Buddha is big here, obviously, super big. So big that the world’s largest Buddha statue is being constructed on a hillside over looking Thimphu.
But that is not what I mean about being big.
I mean big as imbued in people’s lives at all levels.
Officially Buddhist temples and the religious hierarchy are part of all governing life. As I mentioned earlier the administrative and theocratic are shared in the dzongs and on the national level. The monarchy is imbued and supported by both.
The famous Bhutanese Gross National Happiness indicator with its four principals–sustainable economic-social development, conservation of the environment, cultural conservation and good governance–have been likened to the Buddhist story of the four friends, the elephant, the monkey, the rabbit and the bird each stacked upon each other to get the fruit of the trees they together had previously planted and nurtured.
The GNH is underlied by Buddhist ethics according to the previous king and the goals are designed to save all beings and support meditation and Buddhist practice by all.
There are little things, like highways often have signs that just say “Thanks” for nothing in particular.
And bigger things like the banning of smoking, trying to maintain carbon neutrality and not allowing advertising.
On a community level, one notices prayer wheels, the 8 spoked wheel of dharma and other symbols everywhere. The daily life incorporation of the dharma (teachings) and not the construction of temples and shrines is the focus.
Going to shrines on certain days
and making the trek up to the Tiger’s Nest are part of this practice.
However, neither of these let’s one off the hook for daily practice.

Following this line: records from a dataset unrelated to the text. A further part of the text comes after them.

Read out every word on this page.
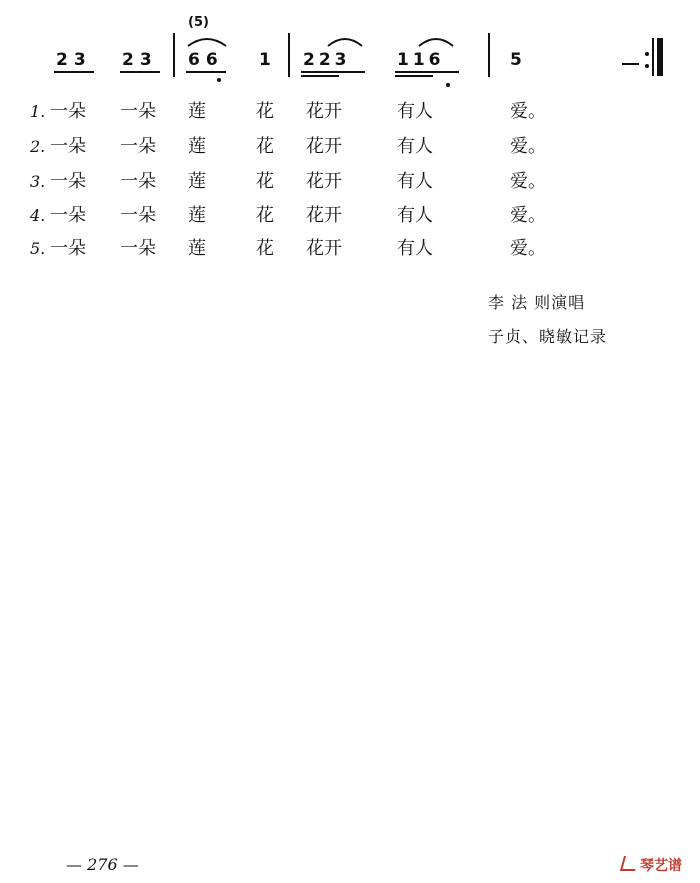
23 23
(5)
66 1 223	116	5
1. 一朵 一朵 莲	花 花开	有人	爱。
2. 一朵 一朵 莲	花 花开	有人	爱。
3. 一朵 一朵 莲	花 花开	有人	爱。
4. 一朵 一朵 莲	花 花开	有人	爱。
5. 一朵 一朵 莲	花 花开	有人	爱。
李 法 则演唱
子贞、晓敏记录
— 276 —	琴艺谱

It is in people’s behavior that one notices a certain, undescribable level of ethical behavior. Except for a squalling baby getting a cold bath that we watched, I heard no yelling or screaming in the 9 days we were here. The animals we saw, dogs, horses, cows, yaks were treated with kindness or at least absence of violence. They knew that humans even in cars would not hurt them and were either unmoved by car traffic or slowly and minimally adjusted themselves. The same held true for humans in roadways. They trusted that they would not get hit (unlike me as I walked down roads.)
I saw no road rage. The horn was used to question or warn that you were about to pass and the right blinker a sign that the way ahead was clear to pass. Bus and truck drivers drove no differently.
Seeing a truck with “Thanks” written on the back always brought a smile to me and eased the way down the road.
I don’t think people here are inherently different, they just have a religious-ethical-moral framework holding them through life. Yes, I did see kids playing with toy guns shooting pellets at the Trongsa Festival and at least once there a clown overstepped boundaries in trying to get a young woman to participate and a young monk stepped in.
I was not expecting to have this experience in Bhutan to affect my own practice. It has in all of the little and big ways. Mainly it has given me a vision of how my life in my community can be different.
Let’s see how that unfurls.
And I know the boots may be the linchpin to happiness.